Here at StewandSpoon, we're of the opinion that extraordinary pizza originates from exceptional dough. With more than 30 years devoted to refining our blend, we're thrilled to divulge some of our dough-making wisdom. Although we're keeping our precise mixture under wraps in honor of our heritage, these foundational tips will guide you in preparing pizzeria-caliber pizza dough in the comfort of your own kitchen.
Flour Types are Critical
A vital component of superior pizza dough is top-tier flour. 00 flour is what we suggest -- a delicately milled Italian variety with a protein content close to 12%, perfect for achieving dough that is both robust and soft. Should 00 flour elude you, bread flour makes a decent replacement but expect a variation in texture.
Hydration and Water Heat
Your water's temperature is crucial for controlling the fermentation duration and the maturation of the dough. Employ cold water around 45°F (7°C) if you aim for a protracted fermentation, which will enhance the taste, or lukewarm water near 85°F (29°C) for a more prompt fermentation. For an ideal dough in most domestic ovens, aim for a hydration level, meaning the water to flour ratio, of 60-70%.
Less Yeast, More Fermentation Time
For dough that's rich in flavor, the key is minimal yeast usage coupled with extended fermentation. Our method includes a mere 0.2% fresh yeast in relation to our flour quantity for doughs that rest for 24-48 hours. This gradual fermentation brings out an intricate taste profile and yields dough that's more digestible.
Salt's Role Beyond Taste
Salt's purpose transcends mere taste—it fortifies the gluten network and regulates yeast activity. We propose utilizing fine sea salt around 2.5-3% the weight of your flour. Introduce it once your flour and water are partially mixed, keeping it from directly interacting with the yeast.

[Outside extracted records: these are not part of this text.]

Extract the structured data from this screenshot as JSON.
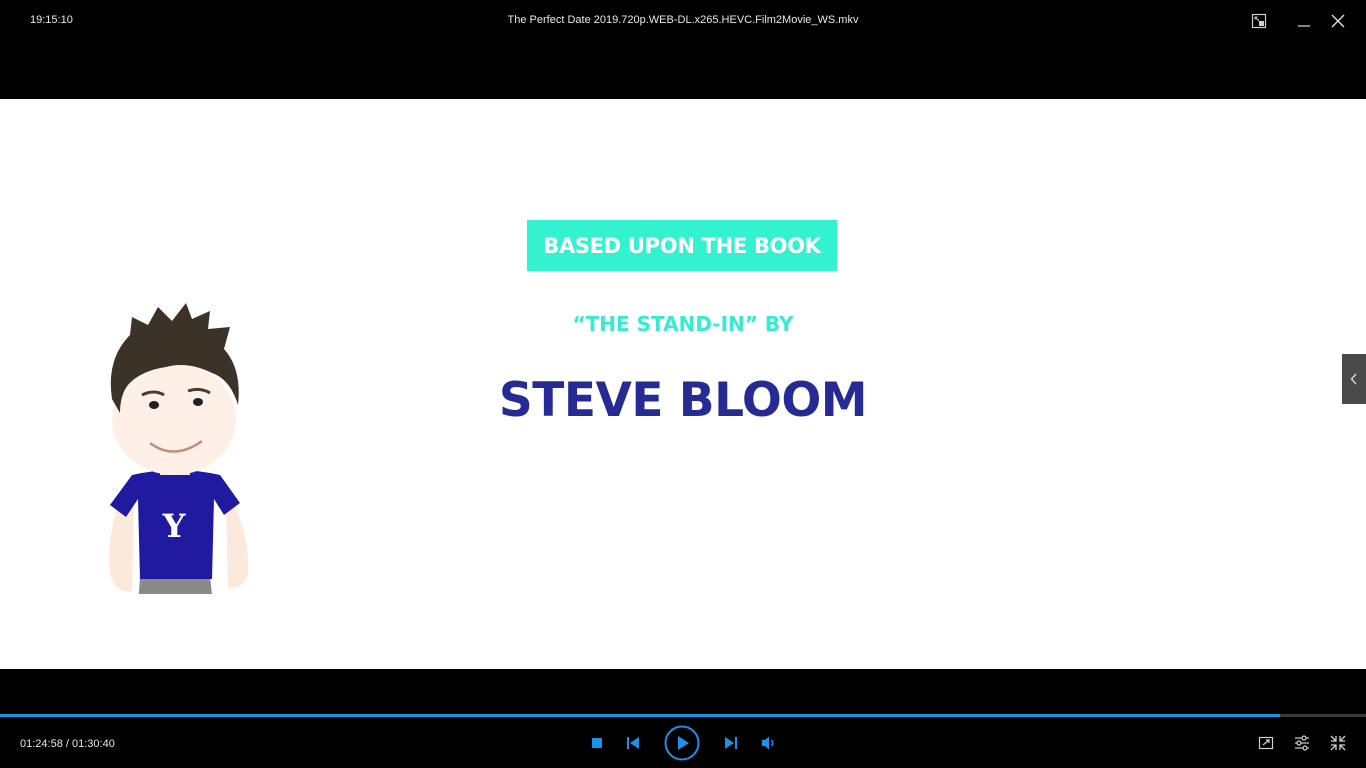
{
  "titlebar": {
    "clock": "19:15:10",
    "file_title": "The Perfect Date 2019.720p.WEB-DL.x265.HEVC.Film2Movie_WS.mkv",
    "icons": {
      "pip": "picture-in-picture-icon",
      "minimize": "minimize-icon",
      "close": "close-icon"
    }
  },
  "video_frame": {
    "badge_text": "BASED UPON THE BOOK",
    "subtitle_text": "“THE STAND-IN” BY",
    "author_text": "STEVE BLOOM",
    "shirt_letter": "Y",
    "colors": {
      "badge_bg": "#33f2cf",
      "subtitle": "#35ecd0",
      "author": "#262a93",
      "shirt": "#1f1aa0"
    }
  },
  "side_panel_handle": {
    "icon": "chevron-left-icon"
  },
  "playback": {
    "current_time": "01:24:58",
    "total_time": "01:30:40",
    "time_display": "01:24:58 / 01:30:40",
    "progress_fraction": 0.937,
    "accent_color": "#1e90e8"
  },
  "controls": {
    "stop": "stop-icon",
    "previous": "skip-previous-icon",
    "play": "play-icon",
    "next": "skip-next-icon",
    "volume": "volume-icon",
    "capture": "screen-capture-icon",
    "settings": "settings-sliders-icon",
    "exit_fullscreen": "exit-fullscreen-icon"
  }
}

The Science of Fermentation
Post-mixing, give your dough a bulk fermentation at ambient temperature for a span of 2 hours, followed by its division into balls for individual pizzas. Encase these portions in lidded containers and refrigerate them for a thorough 24-72 hours. It's during this phase, known as cold fermentation, that enzymes act upon starches, converting them into sugars that not only flavor the crust but also encourage the crust's golden hue.
Gentle Dough Handling
When it becomes time to bake, extricate your dough from the chill of the refrigerator 1-2 hours beforehand, granting it the chance to reach room temperature. When shaping, be delicate to keep the evolved gas pockets intact. Molding with your fingertips rather than rolling preserves these gas bubbles and is pivotal for that sought-after airy crust.
Heat as a Crucial Element
While our specialized ovens can soar to 850°F (454°C), the average home oven usually tops out near 550°F (288°C). To make up for this, preheating a pizza stone or steel for at least one hour can mimic the intense bottom heat critical for a crust that's perfectly crisp with a buoyant interior.
Perfecting the art of pizza dough is an evolving process - each attempt teaches you more. We promote keeping a record, tweaking aspects of the method, and finding what gives you the best results in your home kitchen.
Interested in witnessing our dough making first-hand? Come to our monthly pizza workshops where Chef Giovanni walks you through these techniques thoroughly. Check our schedule of events for the forthcoming sessions!